AMENDMENT - COMMON STOCK PURCHASE WARRANT
Exhibit 10.6
AMENDMENT - COMMON STOCK PURCHASE WARRANT
This Amendment to the Common Stock Purchase Warrant identified at the foot of this Amendment (the “Warrant”), is made and entered into this day of , 2008, by and between Oxygen Biotherapeutics, Inc., a Delaware corporation and formerly Synthetic Blood International, Inc. (the “Company”), and the Holder of the Warrant whose signature appears at the foot of this Amendment. Capitalized terms used herein and not otherwise defined shall have the meaning ascribed to such terms in the Warrant.
Recitals
The Company and Holder agree and acknowledge that the obligation to register the Warrant Shares pursuant to Section 5(f) of the Warrant will divert financial and other resources from the Company’s operations, which is contrary to the Holder’s desire to see long-term growth and development of the Company and an increase in shareholder value.
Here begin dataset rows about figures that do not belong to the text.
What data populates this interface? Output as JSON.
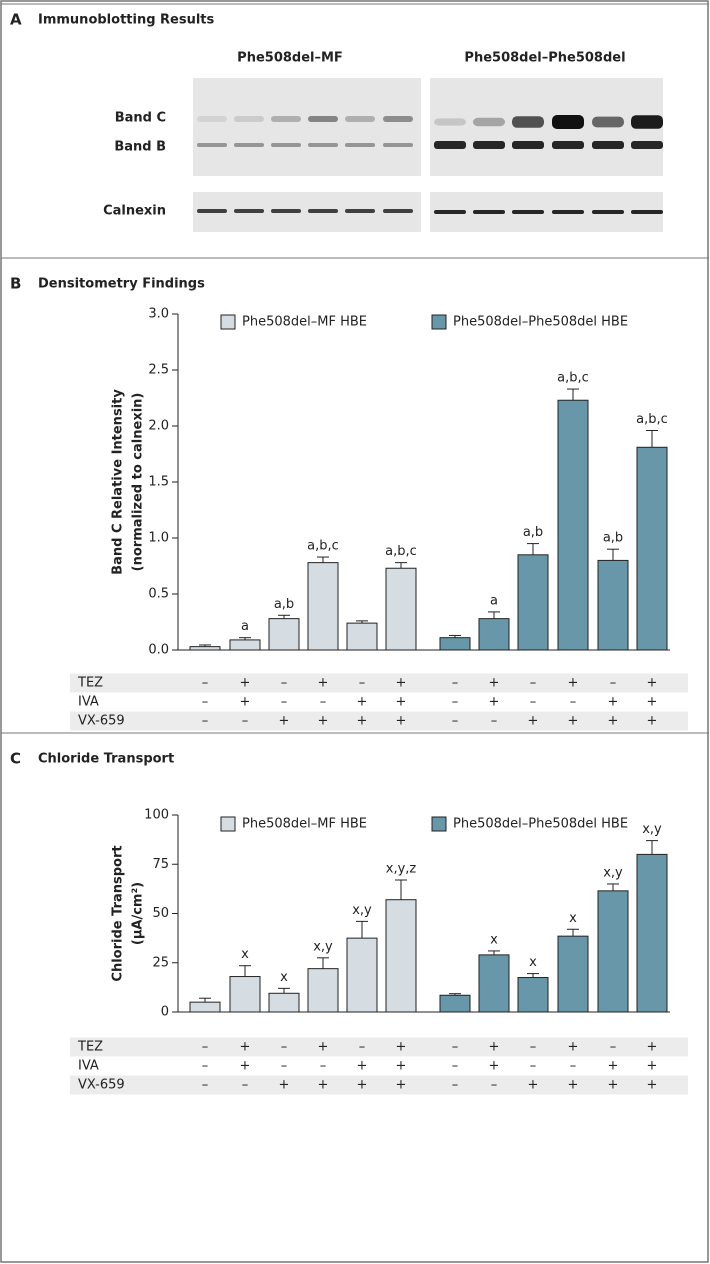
{
  "immunoblot": {
    "letter": "A",
    "title": "Immunoblotting Results",
    "groups": [
      "Phe508del–MF",
      "Phe508del–Phe508del"
    ],
    "bands": [
      "Band C",
      "Band B"
    ],
    "loading_control": "Calnexin"
  },
  "chart_data": [
    {
      "type": "bar",
      "letter": "B",
      "title": "Densitometry Findings",
      "y_label": [
        "Band C Relative Intensity",
        "(normalized to calnexin)"
      ],
      "ylim": [
        0,
        3
      ],
      "yticks": [
        {
          "value": 0,
          "label": "0.0"
        },
        0.5,
        {
          "value": 1,
          "label": "1.0"
        },
        1.5,
        {
          "value": 2,
          "label": "2.0"
        },
        2.5,
        {
          "value": 3,
          "label": "3.0"
        }
      ],
      "series": [
        {
          "name": "Phe508del–MF HBE",
          "color": "#d5dde3",
          "values": [
            0.03,
            0.09,
            0.28,
            0.78,
            0.24,
            0.73
          ],
          "errors": [
            0.015,
            0.02,
            0.03,
            0.05,
            0.02,
            0.05
          ],
          "annotations": [
            null,
            "a",
            "a,b",
            "a,b,c",
            null,
            "a,b,c"
          ]
        },
        {
          "name": "Phe508del–Phe508del HBE",
          "color": "#6897a9",
          "values": [
            0.11,
            0.28,
            0.85,
            2.23,
            0.8,
            1.81
          ],
          "errors": [
            0.02,
            0.06,
            0.1,
            0.1,
            0.1,
            0.15
          ],
          "annotations": [
            null,
            "a",
            "a,b",
            "a,b,c",
            "a,b",
            "a,b,c"
          ]
        }
      ],
      "conditions": [
        {
          "name": "TEZ",
          "marks": [
            "–",
            "+",
            "–",
            "+",
            "–",
            "+",
            "–",
            "+",
            "–",
            "+",
            "–",
            "+"
          ]
        },
        {
          "name": "IVA",
          "marks": [
            "–",
            "+",
            "–",
            "–",
            "+",
            "+",
            "–",
            "+",
            "–",
            "–",
            "+",
            "+"
          ]
        },
        {
          "name": "VX-659",
          "marks": [
            "–",
            "–",
            "+",
            "+",
            "+",
            "+",
            "–",
            "–",
            "+",
            "+",
            "+",
            "+"
          ]
        }
      ]
    },
    {
      "type": "bar",
      "letter": "C",
      "title": "Chloride Transport",
      "y_label": [
        "Chloride Transport",
        "(μA/cm²)"
      ],
      "ylim": [
        0,
        100
      ],
      "yticks": [
        0,
        25,
        50,
        75,
        100
      ],
      "series": [
        {
          "name": "Phe508del–MF HBE",
          "color": "#d5dde3",
          "values": [
            5,
            18,
            9.5,
            22,
            37.5,
            57
          ],
          "errors": [
            2,
            5.5,
            2.5,
            5.5,
            8.5,
            10
          ],
          "annotations": [
            null,
            "x",
            "x",
            "x,y",
            "x,y",
            "x,y,z"
          ]
        },
        {
          "name": "Phe508del–Phe508del HBE",
          "color": "#6897a9",
          "values": [
            8.5,
            29,
            17.5,
            38.5,
            61.5,
            80
          ],
          "errors": [
            0.8,
            2,
            2,
            3.5,
            3.5,
            7
          ],
          "annotations": [
            null,
            "x",
            "x",
            "x",
            "x,y",
            "x,y"
          ]
        }
      ],
      "conditions": [
        {
          "name": "TEZ",
          "marks": [
            "–",
            "+",
            "–",
            "+",
            "–",
            "+",
            "–",
            "+",
            "–",
            "+",
            "–",
            "+"
          ]
        },
        {
          "name": "IVA",
          "marks": [
            "–",
            "+",
            "–",
            "–",
            "+",
            "+",
            "–",
            "+",
            "–",
            "–",
            "+",
            "+"
          ]
        },
        {
          "name": "VX-659",
          "marks": [
            "–",
            "–",
            "+",
            "+",
            "+",
            "+",
            "–",
            "–",
            "+",
            "+",
            "+",
            "+"
          ]
        }
      ]
    }
  ]
}
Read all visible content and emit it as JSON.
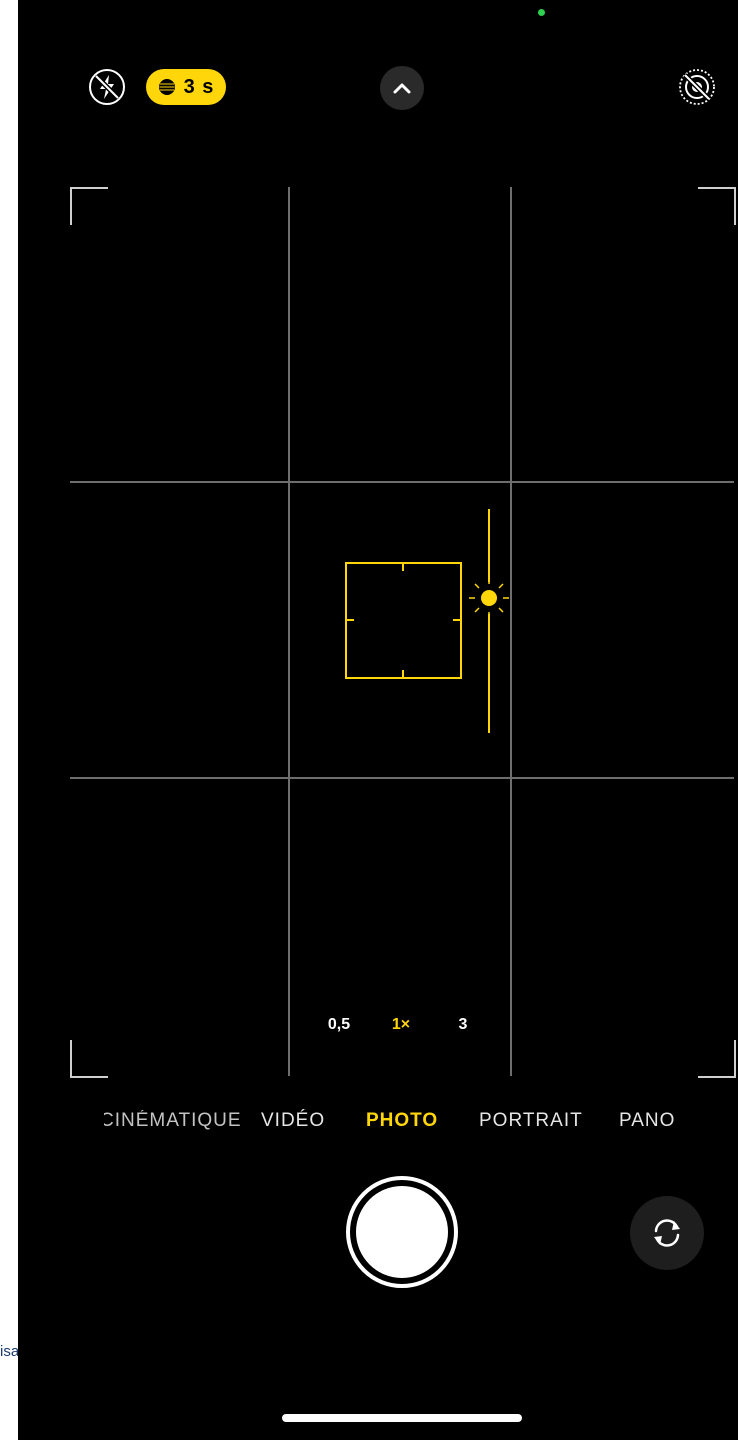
{
  "left_strip": {
    "text": "isa"
  },
  "top_bar": {
    "flash_icon": "flash-off-icon",
    "night_mode": {
      "icon": "night-mode-moon-icon",
      "label": "3 s",
      "color": "#ffd60a"
    },
    "more_controls_icon": "chevron-up-icon",
    "live_icon": "live-photo-off-icon"
  },
  "viewfinder": {
    "focus_box_color": "#ffd60a",
    "exposure_icon": "sun-icon"
  },
  "zoom": {
    "options": [
      {
        "label": "0,5",
        "active": false
      },
      {
        "label": "1×",
        "active": true
      },
      {
        "label": "3",
        "active": false
      }
    ]
  },
  "modes": {
    "items": [
      {
        "label": "CINÉMATIQUE",
        "active": false
      },
      {
        "label": "VIDÉO",
        "active": false
      },
      {
        "label": "PHOTO",
        "active": true
      },
      {
        "label": "PORTRAIT",
        "active": false
      },
      {
        "label": "PANO",
        "active": false
      }
    ]
  },
  "bottom_bar": {
    "shutter_icon": "shutter-button",
    "flip_icon": "camera-flip-icon"
  },
  "accent_color": "#ffd60a"
}
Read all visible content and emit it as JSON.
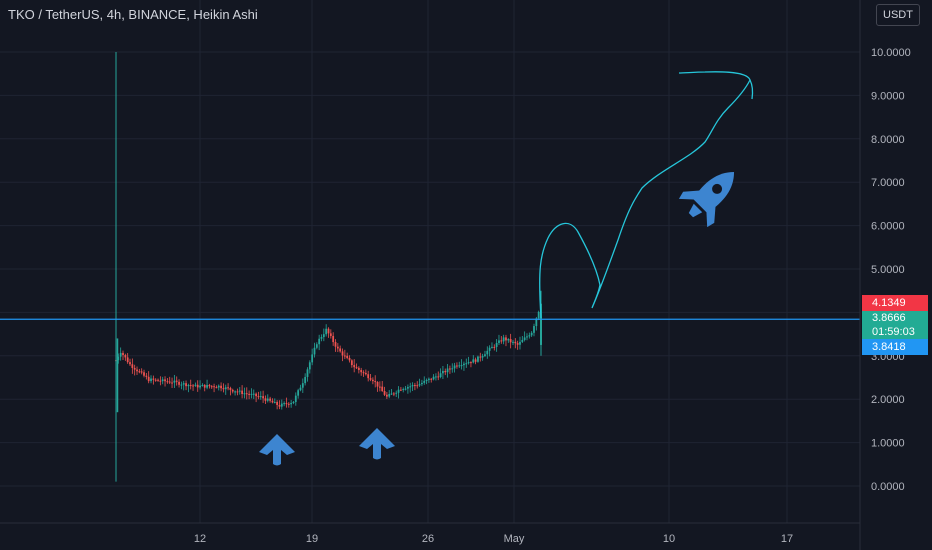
{
  "header": {
    "title": "TKO / TetherUS, 4h, BINANCE, Heikin Ashi",
    "currency": "USDT"
  },
  "price_labels": {
    "high": "4.1349",
    "last": "3.8666",
    "countdown": "01:59:03",
    "line": "3.8418"
  },
  "colors": {
    "background": "#131722",
    "up": "#26a69a",
    "down": "#ef5350",
    "hline": "#2196f3",
    "drawing": "#26c6da",
    "arrow": "#3d85d0",
    "rocket": "#3d85d0"
  },
  "annotations": [
    "up-arrow",
    "up-arrow",
    "rocket-icon",
    "projection-curve"
  ],
  "chart_data": {
    "type": "candlestick",
    "title": "TKO / TetherUS, 4h, BINANCE, Heikin Ashi",
    "ylim": [
      -0.5,
      11.5
    ],
    "ytick_values": [
      0,
      1,
      2,
      3,
      4,
      5,
      6,
      7,
      8,
      9,
      10
    ],
    "ytick_labels": [
      "0.0000",
      "1.0000",
      "2.0000",
      "3.0000",
      "4.0000",
      "5.0000",
      "6.0000",
      "7.0000",
      "8.0000",
      "9.0000",
      "10.0000"
    ],
    "xtick_labels": [
      "12",
      "19",
      "26",
      "May",
      "10",
      "17"
    ],
    "horizontal_line": 3.8418,
    "series_anchors": [
      [
        0,
        2.9
      ],
      [
        2,
        3.1
      ],
      [
        6,
        2.8
      ],
      [
        14,
        2.45
      ],
      [
        24,
        2.4
      ],
      [
        34,
        2.3
      ],
      [
        44,
        2.3
      ],
      [
        54,
        2.15
      ],
      [
        62,
        2.05
      ],
      [
        70,
        1.85
      ],
      [
        76,
        1.95
      ],
      [
        80,
        2.4
      ],
      [
        86,
        3.3
      ],
      [
        90,
        3.6
      ],
      [
        95,
        3.15
      ],
      [
        102,
        2.75
      ],
      [
        110,
        2.45
      ],
      [
        116,
        2.05
      ],
      [
        122,
        2.25
      ],
      [
        130,
        2.35
      ],
      [
        138,
        2.55
      ],
      [
        146,
        2.8
      ],
      [
        154,
        2.9
      ],
      [
        160,
        3.15
      ],
      [
        166,
        3.4
      ],
      [
        172,
        3.25
      ],
      [
        178,
        3.55
      ],
      [
        182,
        4.2
      ]
    ],
    "grid": true
  }
}
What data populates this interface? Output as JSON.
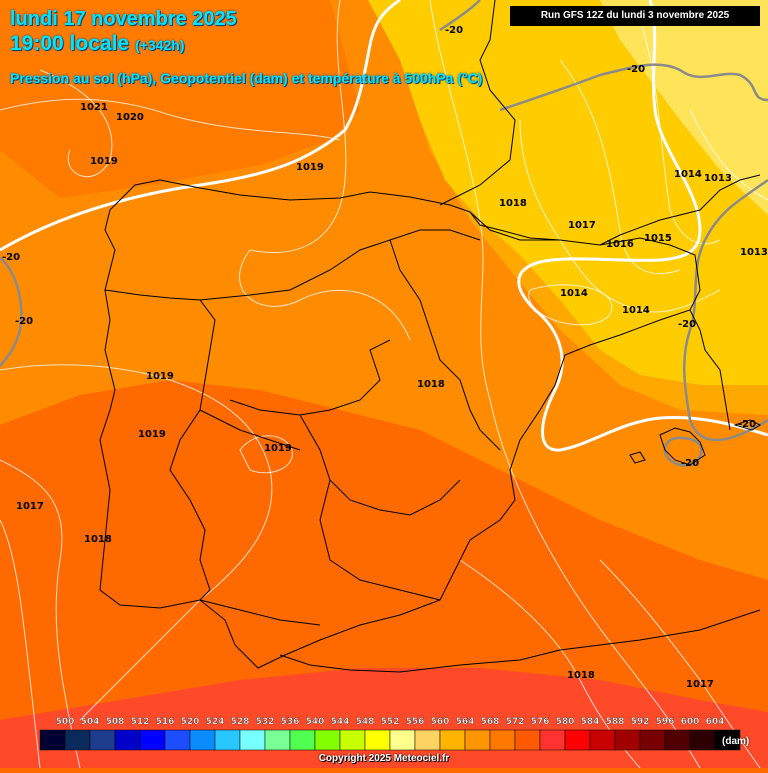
{
  "header": {
    "date": "lundi 17 novembre 2025",
    "local_time": "19:00 locale",
    "lead_time": "(+342h)",
    "parameter": "Pression au sol (hPa), Geopotentiel (dam) et température à 500hPa (°C)",
    "run": "Run GFS 12Z du lundi 3 novembre 2025"
  },
  "footer": {
    "copyright": "Copyright 2025 Meteociel.fr",
    "unit": "(dam)"
  },
  "legend": {
    "values": [
      500,
      504,
      508,
      512,
      516,
      520,
      524,
      528,
      532,
      536,
      540,
      544,
      548,
      552,
      556,
      560,
      564,
      568,
      572,
      576,
      580,
      584,
      588,
      592,
      596,
      600,
      604
    ],
    "colors": [
      "#000033",
      "#0a2a5c",
      "#1e3c8c",
      "#0000c8",
      "#0000ff",
      "#1e4cff",
      "#0a8cff",
      "#28c8ff",
      "#78ffff",
      "#78ff96",
      "#50ff50",
      "#82ff00",
      "#c8ff00",
      "#ffff00",
      "#ffff8c",
      "#ffd264",
      "#ffb400",
      "#ff9600",
      "#ff7800",
      "#ff5a00",
      "#ff3232",
      "#ff0000",
      "#c80000",
      "#a00000",
      "#780000",
      "#500000",
      "#2a0000",
      "#000000"
    ]
  },
  "pressure_labels": [
    {
      "text": "1021"
    },
    {
      "text": "1020"
    },
    {
      "text": "1019"
    },
    {
      "text": "1019"
    },
    {
      "text": "1019"
    },
    {
      "text": "1019"
    },
    {
      "text": "1019"
    },
    {
      "text": "1018"
    },
    {
      "text": "1018"
    },
    {
      "text": "1018"
    },
    {
      "text": "1017"
    },
    {
      "text": "1017"
    },
    {
      "text": "1016"
    },
    {
      "text": "1015"
    },
    {
      "text": "1014"
    },
    {
      "text": "1014"
    },
    {
      "text": "1014"
    },
    {
      "text": "1013"
    },
    {
      "text": "1013"
    },
    {
      "text": "1018"
    },
    {
      "text": "1017"
    }
  ],
  "temperature_labels": [
    {
      "text": "-20"
    },
    {
      "text": "-20"
    },
    {
      "text": "-20"
    },
    {
      "text": "-20"
    },
    {
      "text": "-20"
    },
    {
      "text": "-20"
    },
    {
      "text": "-20"
    }
  ]
}
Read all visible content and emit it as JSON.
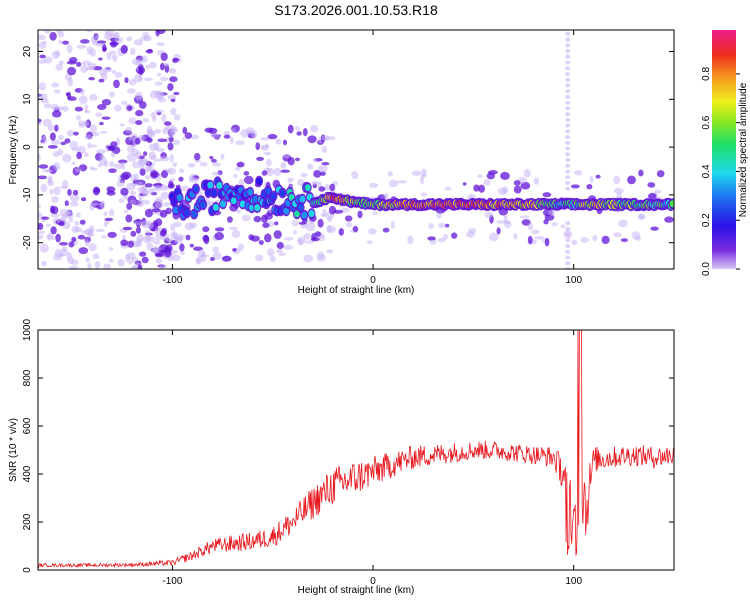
{
  "title": "S173.2026.001.10.53.R18",
  "colors": {
    "snr_line": "#e8181e",
    "ridge_strong": "#d8141e",
    "ridge_mid": "#28e05a",
    "ridge_low": "#28d8ee",
    "scatter": "#6014d8",
    "scatter_light": "#c6b0f6"
  },
  "chart_data": [
    {
      "type": "heatmap",
      "xlabel": "Height of straight line (km)",
      "ylabel": "Frequency (Hz)",
      "xlim": [
        -167,
        150
      ],
      "ylim": [
        -25.5,
        24.5
      ],
      "x_ticks": [
        -100,
        0,
        100
      ],
      "y_ticks": [
        -20,
        -10,
        0,
        10,
        20
      ],
      "colorbar": {
        "label": "Normalized spectral amplitude",
        "range": [
          0.0,
          0.98
        ],
        "ticks": [
          "0.0",
          "0.2",
          "0.4",
          "0.6",
          "0.8"
        ],
        "tick_values": [
          0.0,
          0.2,
          0.4,
          0.6,
          0.8
        ]
      },
      "ridge": [
        {
          "x": -100,
          "y": -12.5,
          "amp": 0.25
        },
        {
          "x": -85,
          "y": -11,
          "amp": 0.3
        },
        {
          "x": -70,
          "y": -9,
          "amp": 0.3
        },
        {
          "x": -50,
          "y": -10.5,
          "amp": 0.3
        },
        {
          "x": -30,
          "y": -11.5,
          "amp": 0.4
        },
        {
          "x": -20,
          "y": -10.5,
          "amp": 0.85
        },
        {
          "x": -10,
          "y": -11.5,
          "amp": 0.6
        },
        {
          "x": 0,
          "y": -12,
          "amp": 0.55
        },
        {
          "x": 20,
          "y": -12,
          "amp": 0.85
        },
        {
          "x": 50,
          "y": -12,
          "amp": 0.8
        },
        {
          "x": 80,
          "y": -12,
          "amp": 0.7
        },
        {
          "x": 95,
          "y": -12,
          "amp": 0.4
        },
        {
          "x": 110,
          "y": -12,
          "amp": 0.7
        },
        {
          "x": 130,
          "y": -12,
          "amp": 0.55
        },
        {
          "x": 150,
          "y": -12,
          "amp": 0.45
        }
      ]
    },
    {
      "type": "line",
      "xlabel": "Height of straight line (km)",
      "ylabel": "SNR (10 * v/v)",
      "xlim": [
        -167,
        150
      ],
      "ylim": [
        0,
        1000
      ],
      "x_ticks": [
        -100,
        0,
        100
      ],
      "y_ticks": [
        0,
        200,
        400,
        600,
        800,
        1000
      ],
      "series": [
        {
          "x": [
            -167,
            -140,
            -120,
            -100,
            -90,
            -80,
            -70,
            -60,
            -50,
            -40,
            -30,
            -20,
            -10,
            0,
            10,
            20,
            30,
            40,
            50,
            60,
            70,
            80,
            90,
            95,
            100,
            102,
            104,
            106,
            110,
            120,
            130,
            140,
            150
          ],
          "y": [
            20,
            20,
            22,
            30,
            60,
            100,
            110,
            120,
            140,
            200,
            280,
            350,
            380,
            410,
            440,
            470,
            480,
            490,
            500,
            500,
            490,
            480,
            470,
            400,
            200,
            120,
            400,
            250,
            460,
            470,
            480,
            470,
            480
          ],
          "spread": [
            14,
            14,
            16,
            24,
            40,
            60,
            70,
            75,
            90,
            110,
            140,
            160,
            150,
            130,
            110,
            100,
            90,
            85,
            80,
            80,
            80,
            80,
            90,
            150,
            300,
            420,
            400,
            300,
            110,
            90,
            90,
            90,
            90
          ]
        }
      ]
    }
  ]
}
The parties further acknowledge that the obligation to register the Warrant Shares by January 2009 is of nominal value to the Holder in light of the Holder’s interest in the long-term growth of the Company.
Agreement
In consideration of the foregoing Recitals, the Holder, for itself and its successors and assigns, agrees with the Company as follows:
1. Section 2(c) of the Warrant is hereby deleted in its entirety and the following new section 2(c) is inserted in lieu thereof:
c) Cashless Exercise. If at any time after the registration statement contemplated by Section 5(f), below, is declared effective by the Securities and Exchange Commission there is not an effective registration statement registering, or no current prospectus available for, the resale of the Warrant Shares by the Holder for more than 30 consecutive days, then after the expiration of such 30-day period and so long as there remains no effective registration statement registering, or no current prospectus available for, the resale of the Warrant Shares by the Holder this Warrant may also be exercised during such period of non-registration by means of a “cashless exercise” in which the Holder shall be entitled to receive a certificate for the number of Warrant Shares equal to the quotient obtained by dividing [(A-B) (X)] by (A), where:
(A) | = | the closing bid price on the Trading Day immediately preceding the date of such election; | ||
(B) | = | the Exercise Price of this Warrant, as adjusted; and | ||
(X) | = | the number of Warrant Shares issuable upon exercise of this Warrant in accordance with the terms of this Warrant by means of a cash exercise rather than a cashless exercise. |
2. Section 5(f) of the Warrant is hereby deleted in its entirety and the following new section 5(f) is inserted in lieu thereof:
f) Registration of Warrant Shares. The Company shall file a registration statement under the Securities Act with the Securities and Exchange Commission (the “Commission”) on or before August 14, 2009, for the purpose of registering for resale the Warrant Shares, and shall use its best efforts to keep such registration statement continuously effective under the Securities Act until all such shares covered by such registration statement have been sold or the Warrant Shares (or the Warrant Shares issuable through exercise under Section 2(c)) may be sold without restriction pursuant to Rule 144 as determined by the counsel to the Company pursuant to a written opinion letter to such effect. The Holder shall provide to the Company in writing all information reasonably required by the Company to comply with its disclosure obligations in the registration statement imposed by the Securities Act and the regulations promulgated thereunder. The failure of the Holder for any reason to provide such information at least five Business Days prior to the filing of the registration statement covering the Warrant Shares (and five Business Days prior to any pre or post effective amendment to such registration Statement) shall effect a termination of any obligation of the Company to file any registration statement pertaining to the Warrant Shares, the Company shall have no liability to the Holder with respect thereto, and the Holder’s right to exercise this warrant in the manner provided for in Section 2(c) shall be void and unenforceable.
3. Except as specifically provided for herein, all terms of the original Warrant shall remain in full force and effect.
AGREED AND ENTERED INTO this day of 2008, by the undersigned thereunto duly authorized.